さらに糖を新生する役割に関与していると言われています。

尿酸は、ある一定量は体にとって必要なものです。

 

上のグラフは、尿酸と寿命の関係を示しています。

尿酸値が少ないラットでは、寿命が短く、尿酸値が多い人間では寿命が長い結果となっています。

その差が生じるのは、動物では尿酸を分解する能力が備わっており、人ではそれが備わっていないからです。

人は塩分や脂質、糖質などを十分に摂取しなくても体内の尿酸を利用して生命維持ができる仕組みが備わっていると言えます。

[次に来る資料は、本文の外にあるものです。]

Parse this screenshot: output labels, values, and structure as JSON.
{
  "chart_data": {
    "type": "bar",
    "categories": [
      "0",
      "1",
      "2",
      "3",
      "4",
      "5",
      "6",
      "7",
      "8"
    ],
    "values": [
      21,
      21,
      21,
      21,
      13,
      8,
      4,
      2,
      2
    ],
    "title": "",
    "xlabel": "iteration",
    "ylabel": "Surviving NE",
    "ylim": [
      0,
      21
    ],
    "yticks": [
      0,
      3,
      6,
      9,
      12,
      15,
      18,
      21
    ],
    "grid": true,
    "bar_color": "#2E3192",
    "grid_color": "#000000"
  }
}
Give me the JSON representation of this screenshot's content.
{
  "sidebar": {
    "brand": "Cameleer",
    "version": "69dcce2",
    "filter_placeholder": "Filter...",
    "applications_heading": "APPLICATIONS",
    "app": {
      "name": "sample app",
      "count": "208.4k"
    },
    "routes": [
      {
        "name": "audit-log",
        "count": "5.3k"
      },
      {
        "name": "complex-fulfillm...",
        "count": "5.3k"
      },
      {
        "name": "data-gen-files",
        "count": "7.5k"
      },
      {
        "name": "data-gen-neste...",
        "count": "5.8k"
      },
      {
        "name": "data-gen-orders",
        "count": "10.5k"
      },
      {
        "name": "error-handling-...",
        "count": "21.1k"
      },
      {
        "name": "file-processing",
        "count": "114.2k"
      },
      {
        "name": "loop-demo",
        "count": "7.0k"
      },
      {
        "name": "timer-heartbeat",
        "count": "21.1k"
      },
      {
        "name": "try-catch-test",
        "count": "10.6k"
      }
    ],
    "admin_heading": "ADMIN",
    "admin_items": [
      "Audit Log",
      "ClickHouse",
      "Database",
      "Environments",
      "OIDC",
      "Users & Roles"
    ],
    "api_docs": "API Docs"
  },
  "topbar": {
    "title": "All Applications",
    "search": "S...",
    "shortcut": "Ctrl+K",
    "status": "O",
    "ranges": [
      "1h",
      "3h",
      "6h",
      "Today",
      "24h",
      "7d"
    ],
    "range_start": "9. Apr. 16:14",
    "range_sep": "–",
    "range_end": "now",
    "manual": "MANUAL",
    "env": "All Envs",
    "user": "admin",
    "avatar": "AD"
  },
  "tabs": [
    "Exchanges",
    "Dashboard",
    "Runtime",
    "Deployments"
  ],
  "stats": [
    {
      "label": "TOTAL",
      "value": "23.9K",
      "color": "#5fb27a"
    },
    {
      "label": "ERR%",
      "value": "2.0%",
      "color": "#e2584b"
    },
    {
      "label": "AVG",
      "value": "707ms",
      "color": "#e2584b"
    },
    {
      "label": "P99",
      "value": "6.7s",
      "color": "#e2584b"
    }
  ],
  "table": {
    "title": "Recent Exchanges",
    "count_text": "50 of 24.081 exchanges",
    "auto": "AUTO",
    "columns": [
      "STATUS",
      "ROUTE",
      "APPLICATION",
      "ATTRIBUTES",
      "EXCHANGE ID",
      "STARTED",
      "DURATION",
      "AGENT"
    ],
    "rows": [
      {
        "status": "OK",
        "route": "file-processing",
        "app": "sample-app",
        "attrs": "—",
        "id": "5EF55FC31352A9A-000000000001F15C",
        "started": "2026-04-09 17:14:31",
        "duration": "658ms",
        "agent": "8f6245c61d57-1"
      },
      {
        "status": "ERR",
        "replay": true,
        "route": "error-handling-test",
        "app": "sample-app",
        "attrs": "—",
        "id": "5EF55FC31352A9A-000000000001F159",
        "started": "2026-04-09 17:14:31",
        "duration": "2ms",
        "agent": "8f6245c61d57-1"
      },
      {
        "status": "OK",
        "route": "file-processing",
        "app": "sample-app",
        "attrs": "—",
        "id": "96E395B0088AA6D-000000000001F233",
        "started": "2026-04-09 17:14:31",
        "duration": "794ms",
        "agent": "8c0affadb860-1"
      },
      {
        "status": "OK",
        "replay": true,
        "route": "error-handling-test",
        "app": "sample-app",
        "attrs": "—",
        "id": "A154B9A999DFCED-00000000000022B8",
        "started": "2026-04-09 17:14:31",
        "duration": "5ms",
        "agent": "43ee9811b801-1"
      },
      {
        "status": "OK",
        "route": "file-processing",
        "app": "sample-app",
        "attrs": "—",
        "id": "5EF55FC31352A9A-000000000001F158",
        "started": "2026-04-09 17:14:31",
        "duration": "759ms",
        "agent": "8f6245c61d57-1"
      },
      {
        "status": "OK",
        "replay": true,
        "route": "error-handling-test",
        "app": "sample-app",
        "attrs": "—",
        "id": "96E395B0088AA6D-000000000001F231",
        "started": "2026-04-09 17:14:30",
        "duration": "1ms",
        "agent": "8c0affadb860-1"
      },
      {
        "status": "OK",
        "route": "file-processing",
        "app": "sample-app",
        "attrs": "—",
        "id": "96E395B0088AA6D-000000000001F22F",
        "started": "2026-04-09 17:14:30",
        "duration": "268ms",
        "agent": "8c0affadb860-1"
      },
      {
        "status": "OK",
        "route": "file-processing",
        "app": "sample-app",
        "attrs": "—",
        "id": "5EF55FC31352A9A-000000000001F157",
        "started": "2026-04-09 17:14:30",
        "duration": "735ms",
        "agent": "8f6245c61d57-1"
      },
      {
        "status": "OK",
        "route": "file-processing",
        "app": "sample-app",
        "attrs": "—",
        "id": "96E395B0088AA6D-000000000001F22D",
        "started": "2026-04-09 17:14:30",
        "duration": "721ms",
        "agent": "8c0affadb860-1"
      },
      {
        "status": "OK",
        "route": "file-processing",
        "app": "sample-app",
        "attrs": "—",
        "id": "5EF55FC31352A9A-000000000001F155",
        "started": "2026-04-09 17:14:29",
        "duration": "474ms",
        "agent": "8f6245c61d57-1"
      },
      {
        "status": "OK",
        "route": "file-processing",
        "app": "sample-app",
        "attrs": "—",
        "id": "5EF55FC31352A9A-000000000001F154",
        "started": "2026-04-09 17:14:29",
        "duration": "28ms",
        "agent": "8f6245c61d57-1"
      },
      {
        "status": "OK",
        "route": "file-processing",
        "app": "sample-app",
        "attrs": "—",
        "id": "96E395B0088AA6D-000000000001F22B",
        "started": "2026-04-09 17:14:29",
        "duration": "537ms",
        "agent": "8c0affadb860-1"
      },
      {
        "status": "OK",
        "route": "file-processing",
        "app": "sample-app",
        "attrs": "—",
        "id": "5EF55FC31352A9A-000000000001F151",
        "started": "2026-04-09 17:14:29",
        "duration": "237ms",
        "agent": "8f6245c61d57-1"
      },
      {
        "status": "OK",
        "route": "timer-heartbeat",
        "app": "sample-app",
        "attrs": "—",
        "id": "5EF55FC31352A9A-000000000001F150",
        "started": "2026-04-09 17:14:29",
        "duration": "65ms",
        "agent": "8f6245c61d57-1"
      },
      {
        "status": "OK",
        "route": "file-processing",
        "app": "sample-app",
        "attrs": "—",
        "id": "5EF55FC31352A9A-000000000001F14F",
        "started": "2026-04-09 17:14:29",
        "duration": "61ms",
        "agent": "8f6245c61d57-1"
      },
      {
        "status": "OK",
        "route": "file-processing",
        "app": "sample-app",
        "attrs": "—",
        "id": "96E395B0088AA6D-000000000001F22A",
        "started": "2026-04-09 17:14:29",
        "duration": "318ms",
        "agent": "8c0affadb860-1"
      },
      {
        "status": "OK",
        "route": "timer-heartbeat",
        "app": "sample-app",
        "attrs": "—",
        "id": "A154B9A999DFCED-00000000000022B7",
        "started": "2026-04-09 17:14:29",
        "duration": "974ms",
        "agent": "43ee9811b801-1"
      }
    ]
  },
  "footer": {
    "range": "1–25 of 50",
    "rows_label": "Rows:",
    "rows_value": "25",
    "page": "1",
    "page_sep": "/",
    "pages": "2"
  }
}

また、尿酸値が高いと抗酸化作用で寿命が長いとされています。

以上のように、尿酸は生きて行く上で欠かせない存在であることがわかります。

高尿酸血症によって現れる症状

その一つには、痛風結節と呼ばれる耳にできるできものがあります。

また、内臓疾患として腎機能に障害が生じ、尿路結石が見受けられます。

もっとも多く見られるのは、体表に出てくる痛風発作です。

痛風発作はこんな感じです

上の図は、痛風発作が関節内でどのように生じているかを示した図です。

痛風発作は、尿酸が過剰になると結晶になって関節にたまり、尿酸が血液中で溶かしきれない状態が続く状態です。

その結晶が何らかのきっかけで剥がれ落ちると体内で異物と認識され体(白血球)が排除しようとするため、炎症がはじまります。

これが痛風発作です。

こんな風にして痛風発作が生じます

痛風発作の仕組みは、以下のようなイメージです。

正常な状態

左の図は、正常な関節の状態をイメージした絵です。

木を関節に例えて、周囲の環境は血液中や全身の状態を表しています。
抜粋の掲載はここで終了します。